La stessa difficoltà la incontrano i farmaci contro l’Hiv, che agiscono bloccando una delle proteine del virus: se la proteina cambia continuamente, a lungo andare ne salterà fuori una versione resistente. Ma negli ultimi anni si è scoperto che se si utilizza un miscuglio di diversi farmaci (ognuno contro una proteina diversa del virus), si riesce a sopraffare anche la sua straordinaria capacità di adattamento.

La nuova terapia – chiamata Haart – funziona. I sieropositivi (cioè le persone infette) che ricevono una diagnosi tempestiva e una cura immediata, vivono tanto quanto chiunque altro e non arrivano mai ad ammalarsi di Aids.
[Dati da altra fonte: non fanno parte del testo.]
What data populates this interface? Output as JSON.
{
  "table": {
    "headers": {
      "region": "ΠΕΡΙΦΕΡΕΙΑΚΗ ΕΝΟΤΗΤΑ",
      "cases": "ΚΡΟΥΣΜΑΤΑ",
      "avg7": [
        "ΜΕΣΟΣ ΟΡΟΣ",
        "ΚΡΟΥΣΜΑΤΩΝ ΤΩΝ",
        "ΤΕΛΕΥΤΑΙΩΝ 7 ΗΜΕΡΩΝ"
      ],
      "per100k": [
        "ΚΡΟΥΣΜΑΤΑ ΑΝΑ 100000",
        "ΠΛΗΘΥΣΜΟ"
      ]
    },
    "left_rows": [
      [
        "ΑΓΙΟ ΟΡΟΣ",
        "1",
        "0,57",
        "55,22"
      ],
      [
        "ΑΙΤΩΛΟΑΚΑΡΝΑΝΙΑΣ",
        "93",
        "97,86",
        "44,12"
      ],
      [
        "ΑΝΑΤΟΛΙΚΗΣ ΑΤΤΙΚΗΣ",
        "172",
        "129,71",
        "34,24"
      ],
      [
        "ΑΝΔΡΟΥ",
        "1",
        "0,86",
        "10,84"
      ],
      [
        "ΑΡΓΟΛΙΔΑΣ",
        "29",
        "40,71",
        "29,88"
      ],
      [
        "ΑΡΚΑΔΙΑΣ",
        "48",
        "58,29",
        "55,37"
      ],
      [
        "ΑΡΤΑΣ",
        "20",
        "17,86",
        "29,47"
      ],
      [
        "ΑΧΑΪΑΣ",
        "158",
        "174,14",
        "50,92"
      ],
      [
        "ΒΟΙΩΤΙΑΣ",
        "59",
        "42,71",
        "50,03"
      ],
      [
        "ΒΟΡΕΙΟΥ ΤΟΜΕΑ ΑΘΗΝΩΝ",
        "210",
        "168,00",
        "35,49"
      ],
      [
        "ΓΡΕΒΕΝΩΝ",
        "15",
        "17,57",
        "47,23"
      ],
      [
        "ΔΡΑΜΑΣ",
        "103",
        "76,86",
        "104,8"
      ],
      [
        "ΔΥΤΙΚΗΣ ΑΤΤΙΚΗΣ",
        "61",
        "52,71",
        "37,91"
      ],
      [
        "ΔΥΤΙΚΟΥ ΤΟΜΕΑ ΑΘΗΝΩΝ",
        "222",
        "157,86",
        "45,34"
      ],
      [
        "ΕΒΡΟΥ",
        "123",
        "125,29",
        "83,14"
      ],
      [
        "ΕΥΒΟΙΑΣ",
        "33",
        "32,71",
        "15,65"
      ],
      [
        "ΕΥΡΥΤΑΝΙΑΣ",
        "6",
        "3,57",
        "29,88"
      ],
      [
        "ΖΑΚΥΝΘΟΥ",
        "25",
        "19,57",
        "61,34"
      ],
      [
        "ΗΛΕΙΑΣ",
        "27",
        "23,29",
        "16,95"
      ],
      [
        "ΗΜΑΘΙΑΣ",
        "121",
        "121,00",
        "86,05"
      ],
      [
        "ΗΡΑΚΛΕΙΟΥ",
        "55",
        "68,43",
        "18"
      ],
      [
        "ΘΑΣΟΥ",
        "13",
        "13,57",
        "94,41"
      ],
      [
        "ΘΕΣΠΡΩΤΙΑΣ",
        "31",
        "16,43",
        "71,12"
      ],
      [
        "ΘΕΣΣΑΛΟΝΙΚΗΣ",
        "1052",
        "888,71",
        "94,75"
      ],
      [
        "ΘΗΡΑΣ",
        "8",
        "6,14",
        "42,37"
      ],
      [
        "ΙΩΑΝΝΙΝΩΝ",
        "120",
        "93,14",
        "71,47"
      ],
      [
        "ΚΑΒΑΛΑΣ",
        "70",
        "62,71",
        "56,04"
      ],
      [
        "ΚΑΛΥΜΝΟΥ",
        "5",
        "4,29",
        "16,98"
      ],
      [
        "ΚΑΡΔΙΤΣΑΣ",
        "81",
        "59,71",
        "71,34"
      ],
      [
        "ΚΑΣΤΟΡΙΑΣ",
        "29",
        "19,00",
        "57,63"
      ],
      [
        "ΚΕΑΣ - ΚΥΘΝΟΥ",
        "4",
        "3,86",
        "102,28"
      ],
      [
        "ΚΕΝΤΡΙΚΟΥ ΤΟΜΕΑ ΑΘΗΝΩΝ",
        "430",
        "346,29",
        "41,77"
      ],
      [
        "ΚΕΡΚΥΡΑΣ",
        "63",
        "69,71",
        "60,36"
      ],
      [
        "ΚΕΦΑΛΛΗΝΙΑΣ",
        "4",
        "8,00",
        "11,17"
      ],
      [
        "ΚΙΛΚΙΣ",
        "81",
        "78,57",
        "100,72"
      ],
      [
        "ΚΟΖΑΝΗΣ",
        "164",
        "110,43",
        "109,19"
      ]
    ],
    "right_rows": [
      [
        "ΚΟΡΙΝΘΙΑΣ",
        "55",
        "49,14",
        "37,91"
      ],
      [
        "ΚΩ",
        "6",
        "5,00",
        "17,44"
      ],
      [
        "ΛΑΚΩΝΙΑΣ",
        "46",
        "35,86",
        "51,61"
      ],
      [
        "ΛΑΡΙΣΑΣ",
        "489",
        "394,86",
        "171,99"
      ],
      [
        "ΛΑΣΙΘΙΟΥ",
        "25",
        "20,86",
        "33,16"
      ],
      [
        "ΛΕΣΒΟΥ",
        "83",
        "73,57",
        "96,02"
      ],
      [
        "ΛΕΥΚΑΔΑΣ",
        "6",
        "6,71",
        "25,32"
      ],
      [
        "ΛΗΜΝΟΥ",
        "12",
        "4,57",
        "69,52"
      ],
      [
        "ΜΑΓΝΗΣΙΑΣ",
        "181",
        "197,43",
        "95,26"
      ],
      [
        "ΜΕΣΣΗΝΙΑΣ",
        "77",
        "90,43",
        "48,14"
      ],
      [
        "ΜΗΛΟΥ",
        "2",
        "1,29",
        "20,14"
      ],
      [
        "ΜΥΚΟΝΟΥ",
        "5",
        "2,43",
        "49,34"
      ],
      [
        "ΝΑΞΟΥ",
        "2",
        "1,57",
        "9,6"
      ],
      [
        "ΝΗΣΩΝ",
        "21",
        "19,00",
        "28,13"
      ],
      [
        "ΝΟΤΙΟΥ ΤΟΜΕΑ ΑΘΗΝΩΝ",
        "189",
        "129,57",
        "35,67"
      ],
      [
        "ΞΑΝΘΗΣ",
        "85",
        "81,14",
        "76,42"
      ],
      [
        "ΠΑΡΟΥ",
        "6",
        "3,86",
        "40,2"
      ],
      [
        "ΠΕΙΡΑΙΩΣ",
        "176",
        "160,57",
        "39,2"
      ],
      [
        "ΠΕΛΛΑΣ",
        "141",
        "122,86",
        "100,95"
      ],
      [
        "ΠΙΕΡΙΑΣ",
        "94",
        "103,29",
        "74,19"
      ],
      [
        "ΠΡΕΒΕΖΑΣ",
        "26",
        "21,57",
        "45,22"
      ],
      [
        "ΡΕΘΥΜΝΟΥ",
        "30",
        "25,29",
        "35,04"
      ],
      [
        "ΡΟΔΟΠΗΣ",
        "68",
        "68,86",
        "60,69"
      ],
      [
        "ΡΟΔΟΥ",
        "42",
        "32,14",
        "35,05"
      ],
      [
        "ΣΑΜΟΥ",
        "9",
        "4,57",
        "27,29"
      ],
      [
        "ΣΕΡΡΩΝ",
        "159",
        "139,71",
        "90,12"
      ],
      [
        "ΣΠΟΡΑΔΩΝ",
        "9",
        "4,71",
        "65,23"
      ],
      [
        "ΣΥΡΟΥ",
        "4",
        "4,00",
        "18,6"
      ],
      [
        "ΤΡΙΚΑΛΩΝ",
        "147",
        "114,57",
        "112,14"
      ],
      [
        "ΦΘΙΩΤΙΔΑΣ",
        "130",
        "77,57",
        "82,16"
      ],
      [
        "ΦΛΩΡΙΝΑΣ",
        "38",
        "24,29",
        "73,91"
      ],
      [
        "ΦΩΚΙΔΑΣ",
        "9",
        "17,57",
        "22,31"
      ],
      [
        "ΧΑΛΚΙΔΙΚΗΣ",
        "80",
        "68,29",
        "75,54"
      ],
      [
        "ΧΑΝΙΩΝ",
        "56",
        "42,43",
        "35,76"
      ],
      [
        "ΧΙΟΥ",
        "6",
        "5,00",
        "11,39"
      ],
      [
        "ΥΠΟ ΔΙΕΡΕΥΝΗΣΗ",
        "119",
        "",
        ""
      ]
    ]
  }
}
Anche con una diagnosi tardiva, in ogni caso, le prospettive di vita sono buone. Ma i sieropositivi devono continuare la terapia – con i suoi effetti collaterali – per tutta la vita. Se smettessero, il virus nascosto nelle cellule dormienti si riattiverebbe e l’infezione ricomincerebbe ancora una volta.
Purtroppo, la maggior parte dei sieropositivi si trova in paesi poveri o poverissimi e non ha accesso alle nuove cure. Per loro, ancora oggi essere sieropositivi significa morire: l’Hiv lasciato a se stesso dà poca speranza e una volta che si manifestano i sintomi di Aids, restano solo pochi anni da vivere.

Il post originale su Biocomiche.it

*L’autore dell’articolo è uno scienziato, curatore del blog di divulgazione scientifica www.biocomiche.it

[Foto di ToastyKen]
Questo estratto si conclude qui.